Historically, mitochondria have been only considered the centers of energy production in the cell. However, besides driving respiration and ATP production, mitochondria are central regulators of many other cellular functions, which include cell death, cell differentiation, signaling, and anabolism, among others. In keeping with this, alterations in mitochondrial biology are bound to have a major impact on disease. Mitochondrial alterations and dysfunction have been implicated in inherited mitochondrial diseases, neurodegenerative and metabolic diseases such as type 2 diabetes (T2D) and vascular disease, aging, and cancer. Hence, mitochondria have emerged as powerful pharmacological targets in the treatment of many human diseases.

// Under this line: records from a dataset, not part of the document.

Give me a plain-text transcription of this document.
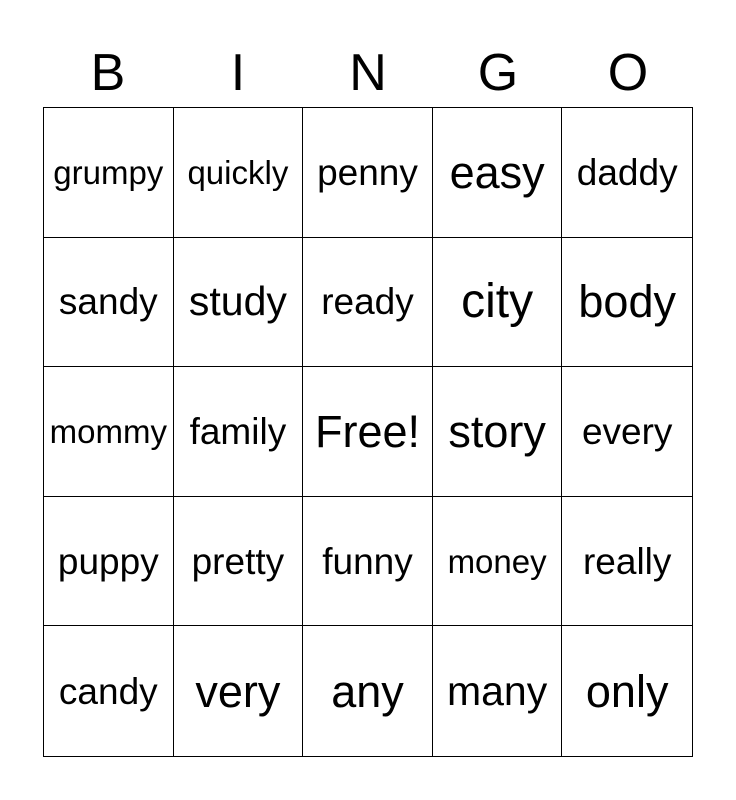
B	I	N	G	O
grumpy quickly penny easy daddy
sandy study ready city	body
mommy family Free! story every
puppy pretty	funny	money really
candy very	any	many only
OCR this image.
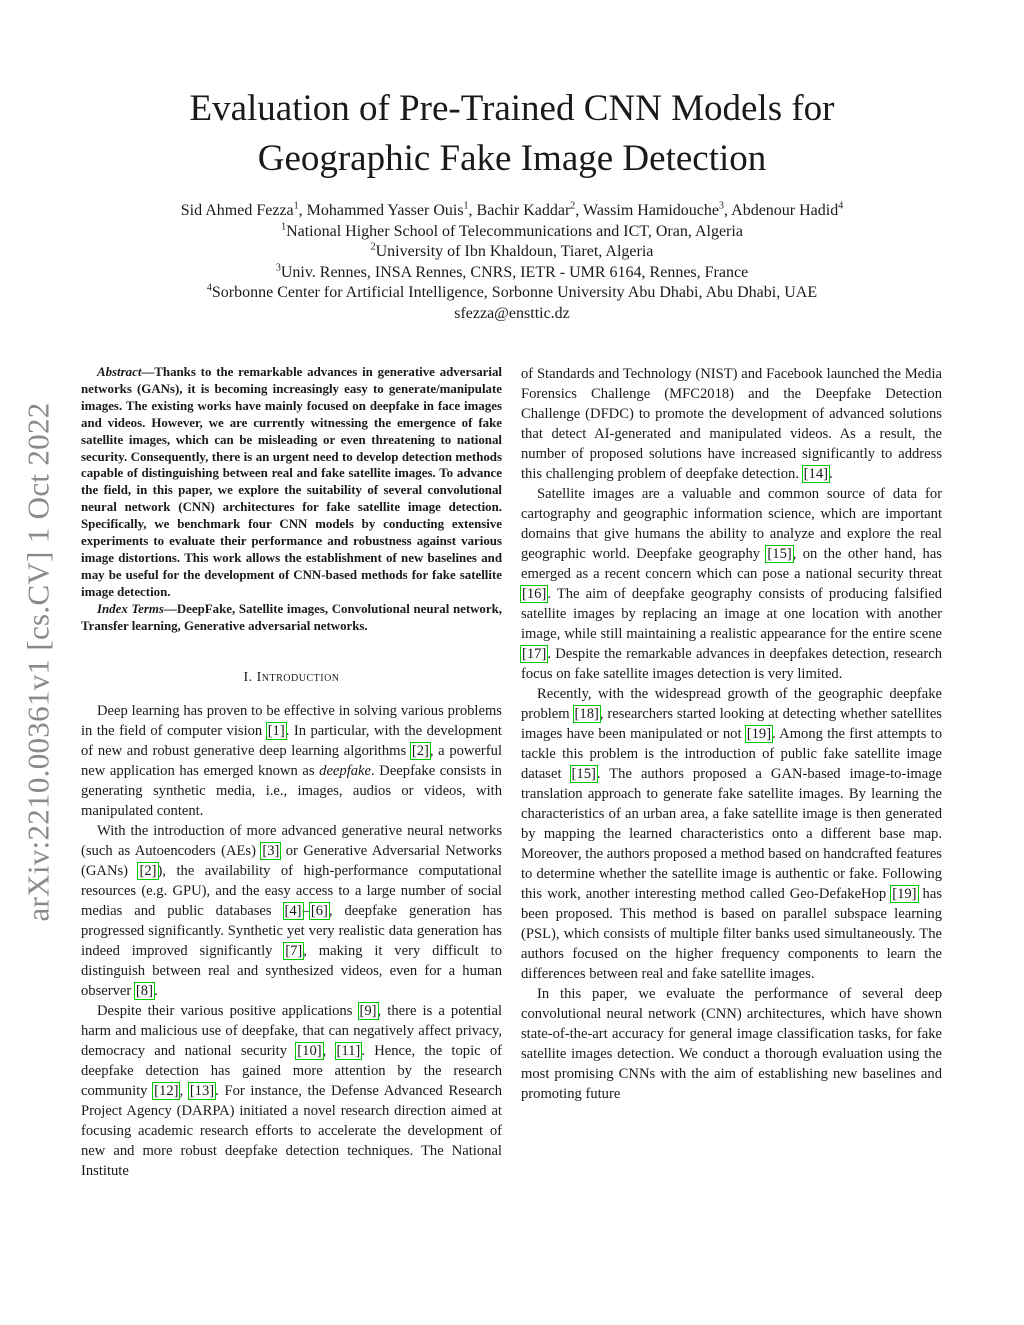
arXiv:2210.00361v1 [cs.CV] 1 Oct 2022
Evaluation of Pre-Trained CNN Models for
Geographic Fake Image Detection
Sid Ahmed Fezza$^1$, Mohammed Yasser Ouis$^1$, Bachir Kaddar$^2$, Wassim Hamidouche$^3$, Abdenour Hadid$^4$
$^1$National Higher School of Telecommunications and ICT, Oran, Algeria
$^2$University of Ibn Khaldoun, Tiaret, Algeria
$^3$Univ. Rennes, INSA Rennes, CNRS, IETR - UMR 6164, Rennes, France
$^4$Sorbonne Center for Artificial Intelligence, Sorbonne University Abu Dhabi, Abu Dhabi, UAE
sfezza@ensttic.dz

Abstract—Thanks to the remarkable advances in generative adversarial networks (GANs), it is becoming increasingly easy to generate/manipulate images. The existing works have mainly focused on deepfake in face images and videos. However, we are currently witnessing the emergence of fake satellite images, which can be misleading or even threatening to national security. Consequently, there is an urgent need to develop detection methods capable of distinguishing between real and fake satellite images. To advance the field, in this paper, we explore the suitability of several convolutional neural network (CNN) architectures for fake satellite image detection. Specifically, we benchmark four CNN models by conducting extensive experiments to evaluate their performance and robustness against various image distortions. This work allows the establishment of new baselines and may be useful for the development of CNN-based methods for fake satellite image detection.

Index Terms—DeepFake, Satellite images, Convolutional neural network, Transfer learning, Generative adversarial networks.

I. Introduction

Deep learning has proven to be effective in solving various problems in the field of computer vision [1]. In particular, with the development of new and robust generative deep learning algorithms [2], a powerful new application has emerged known as deepfake. Deepfake consists in generating synthetic media, i.e., images, audios or videos, with manipulated content.

With the introduction of more advanced generative neural networks (such as Autoencoders (AEs) [3] or Generative Adversarial Networks (GANs) [2]), the availability of high-performance computational resources (e.g. GPU), and the easy access to a large number of social medias and public databases [4]–[6], deepfake generation has progressed significantly. Synthetic yet very realistic data generation has indeed improved significantly [7], making it very difficult to distinguish between real and synthesized videos, even for a human observer [8].

Despite their various positive applications [9], there is a potential harm and malicious use of deepfake, that can negatively affect privacy, democracy and national security [10], [11]. Hence, the topic of deepfake detection has gained more attention by the research community [12], [13]. For instance, the Defense Advanced Research Project Agency (DARPA) initiated a novel research direction aimed at focusing academic research efforts to accelerate the development of new and more robust deepfake detection techniques. The National Institute

of Standards and Technology (NIST) and Facebook launched the Media Forensics Challenge (MFC2018) and the Deepfake Detection Challenge (DFDC) to promote the development of advanced solutions that detect AI-generated and manipulated videos. As a result, the number of proposed solutions have increased significantly to address this challenging problem of deepfake detection. [14].

Satellite images are a valuable and common source of data for cartography and geographic information science, which are important domains that give humans the ability to analyze and explore the real geographic world. Deepfake geography [15], on the other hand, has emerged as a recent concern which can pose a national security threat [16]. The aim of deepfake geography consists of producing falsified satellite images by replacing an image at one location with another image, while still maintaining a realistic appearance for the entire scene [17]. Despite the remarkable advances in deepfakes detection, research focus on fake satellite images detection is very limited.

Recently, with the widespread growth of the geographic deepfake problem [18], researchers started looking at detecting whether satellites images have been manipulated or not [19]. Among the first attempts to tackle this problem is the introduction of public fake satellite image dataset [15]. The authors proposed a GAN-based image-to-image translation approach to generate fake satellite images. By learning the characteristics of an urban area, a fake satellite image is then generated by mapping the learned characteristics onto a different base map. Moreover, the authors proposed a method based on handcrafted features to determine whether the satellite image is authentic or fake. Following this work, another interesting method called Geo-DefakeHop [19] has been proposed. This method is based on parallel subspace learning (PSL), which consists of multiple filter banks used simultaneously. The authors focused on the higher frequency components to learn the differences between real and fake satellite images.

In this paper, we evaluate the performance of several deep convolutional neural network (CNN) architectures, which have shown state-of-the-art accuracy for general image classification tasks, for fake satellite images detection. We conduct a thorough evaluation using the most promising CNNs with the aim of establishing new baselines and promoting future
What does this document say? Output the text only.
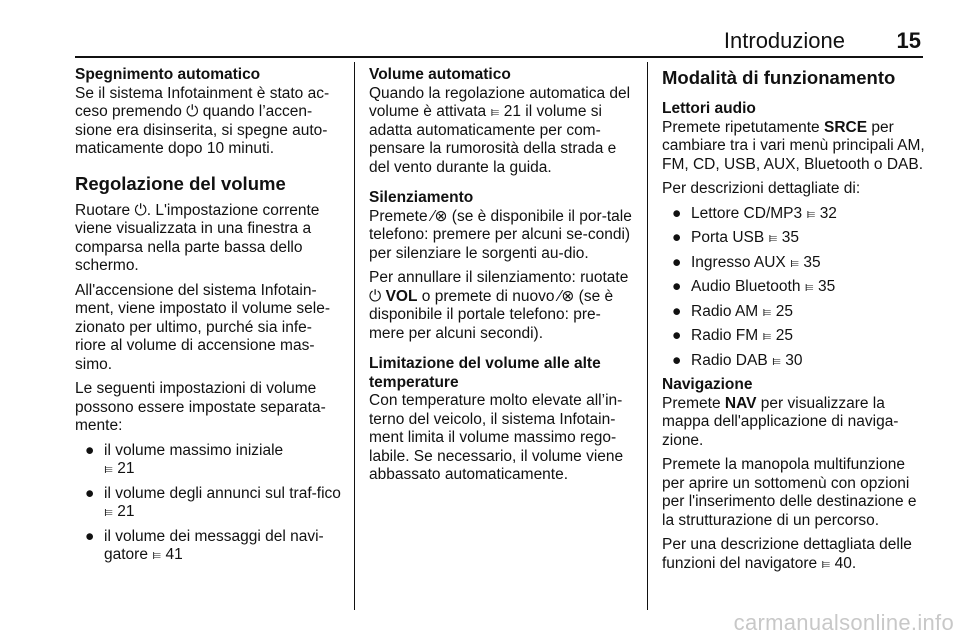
Introduzione 15
Spegnimento automatico

Se il sistema Infotainment è stato ac-ceso premendo ⏻ quando l’accen-sione era disinserita, si spegne auto-maticamente dopo 10 minuti.

Regolazione del volume

Ruotare ⏻. L'impostazione corrente viene visualizzata in una finestra a comparsa nella parte bassa dello schermo.

All'accensione del sistema Infotain-ment, viene impostato il volume sele-zionato per ultimo, purché sia infe-riore al volume di accensione mas-simo.

Le seguenti impostazioni di volume possono essere impostate separata-mente:

● il volume massimo iniziale
⫢ 21
● il volume degli annunci sul traf-fico ⫢ 21
● il volume dei messaggi del navi-gatore ⫢ 41
Volume automatico

Quando la regolazione automatica del volume è attivata ⫢ 21 il volume si adatta automaticamente per com-pensare la rumorosità della strada e del vento durante la guida.

Silenziamento

Premete ⁄⊗ (se è disponibile il por-tale telefono: premere per alcuni se-condi) per silenziare le sorgenti au-dio.

Per annullare il silenziamento: ruotate ⏻ VOL o premete di nuovo ⁄⊗ (se è disponibile il portale telefono: pre-mere per alcuni secondi).

Limitazione del volume alle alte temperature

Con temperature molto elevate all’in-terno del veicolo, il sistema Infotain-ment limita il volume massimo rego-labile. Se necessario, il volume viene abbassato automaticamente.

Modalità di funzionamento
Lettori audio

Premete ripetutamente SRCE per cambiare tra i vari menù principali AM, FM, CD, USB, AUX, Bluetooth o DAB.

Per descrizioni dettagliate di:

● Lettore CD/MP3 ⫢ 32
● Porta USB ⫢ 35
● Ingresso AUX ⫢ 35
● Audio Bluetooth ⫢ 35
● Radio AM ⫢ 25
● Radio FM ⫢ 25
● Radio DAB ⫢ 30
Navigazione

Premete NAV per visualizzare la mappa dell'applicazione di naviga-zione.

Premete la manopola multifunzione per aprire un sottomenù con opzioni per l'inserimento delle destinazione e la strutturazione di un percorso.

Per una descrizione dettagliata delle funzioni del navigatore ⫢ 40.

carmanualsonline.info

Mitochondria can also be considered integrator hubs connecting different cellular signals to the generation of an appropriate response to maintain cell homeostasis. However, although many advances have been done in the last years in the understanding of the involvement of mitochondria in different cellular processes, less is known about the molecular mechanisms involved in the integration of external cues and signals and generation of mitochondrial responses (mitochondrial signaling). The goal of our research is to study and identify molecular pathways involved in mitochondrial signaling, quality, and function, and its involvement in the development of complex diseases, with special emphasis on metabolic diseases and age-related pathologies. These studies will contribute to a broader understanding of how mitochondrial dysfunction is connected to disease and will potentially provide the rationale to target mitochondrial fitness to develop new therapeutic and pharmacological approaches to treat age-related diseases. Specifically, using both in vitro cell cultured models and in vivo genetically modified mice, our research is focused on whether alterations in mitochondrial signaling and quality are a key event in the loss of cell and tissue homeostasis and the development of disease.

Mitochondrial health and development of metabolic diseases and aging

Mitochondria are essential organelles that require continuous surveillance mechanisms to maintain their functional integrity. In this regard, mitophagy and mitochondrial dynamics serve as major quality control mechanisms to preserve mitochondrial fitness. Our laboratory is interested in the study of mitochondrial signaling pathways that could have a role in maintenance of mitochondrial health and their connection with metabolic disease and age-related pathologies, such as age-related sarcopenia. 

Mitochondrial signaling and plasticity in metabolic adaptation

Metabolic adaptation to external cues is a key process in the maintenance of cellular homeostasis. Although mitochondria play an essential role in metabolism, their precise role in the metabolic adaptation has only started to be elucidated. We aim to elucidate mitochondrial signaling pathways which could be inovolved in the regulation of metabolic adapation to different physiological and pathological contexts, and their role in disease.

Mitochondrial boosters as therapy for age-related diseases

Mitochondrial dysfunction is a hallmark of several age-related diseases. By using high-throughput and phenotypic screenings, our laboratory is interested in the finding of new small molecules promoting mitochondrial function and fitness for the treatment of metabolic diseases and/or other diseases characterized by mitochondrial  alterations.